At that moment Violet joined them.
“The babies were unusually wakeful and troublesome to-night,” she remarked, “but have at last fallen asleep and so released mamma from attendance upon them.”
“To our great content,” added her husband, gently putting Lulu off his knee and rising to give his wife a seat, while Max sprang up and gallantly placed a chair for her; selecting the most comfortable an
d placing it close beside his father’s.
She thanked him with one of her sweetest smiles, the captain remarking, “Max was too quick for me that time.”
“Like his father, he is extremely polite and attentive to ladies,” said Violet. “How cosy you are here! and you two children have been having a pleasant time, no doubt, with papa all to yourselves.”
“We have missed you, my dear,” said her husband; “at least I may speak for myself.”
“And would have been glad if you could have come to us sooner,” added Max.
“Have you been laying plans for the entertainment of our expected guests who are to keep New Year’s day with us?” she asked.
“No, my dear; your help will be needed in that,” replied her husband.
“Can’t we have some charades again?” asked Lulu.
“I see no objection,” answered her father, “provided something new can be thought of.”
“Misunderstand, I think might do for one,” said Max.
“Yes, Max, I think that might be very good,” Violet said; “and perhaps madman would do for another.”
“We’ll need several words for our charades, I think,” said Lulu, “and a number for the sports at Fairview.”
“But fortunately we are not responsible for the entertainment there,” remarked Violet pleasantly.
“No,” said the captain, “and I think we will dismiss thought for our own for the present.
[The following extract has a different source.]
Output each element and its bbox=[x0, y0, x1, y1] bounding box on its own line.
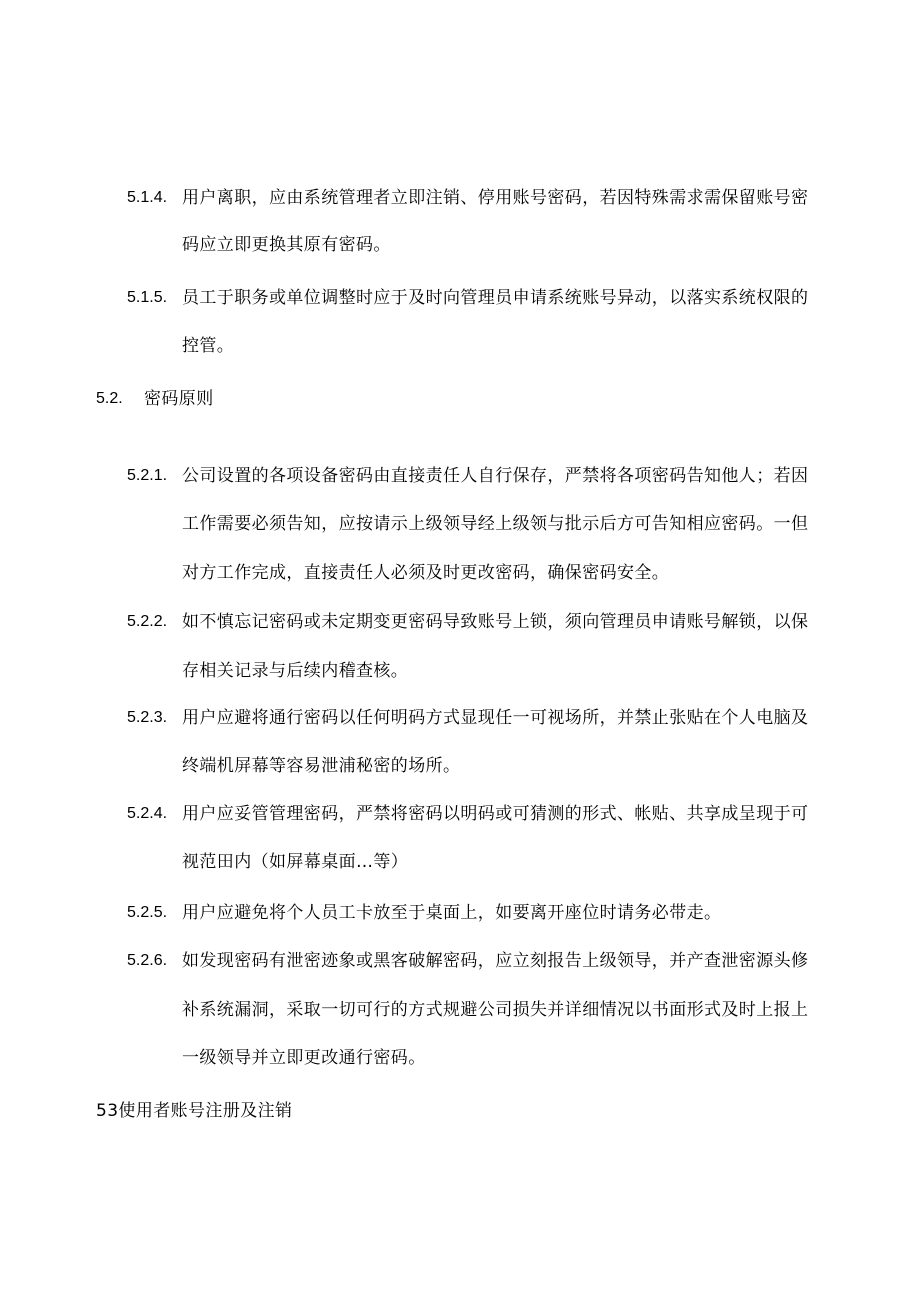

It is time now for evening worship. Max you may ring for the servants.”
As usual the captain went into Lulu’s room for a bit of good night chat with her, about the time she was ready for bed.
“Papa,” she said, nestling close in his arms. “I have been thinking more about the kind of year this has been to me, and oh I think I must always remember it as a good one because in it I have learned to love Jesus! I know I have done some very wrong things even since I begun to try to be his servant,” she went on, hanging her head in shame and contrition, “but O papa I do love him and want to serve him all my life! How glad I am that he is so loving and forgiving, and that he says he will never let any one pluck me out of his hand!”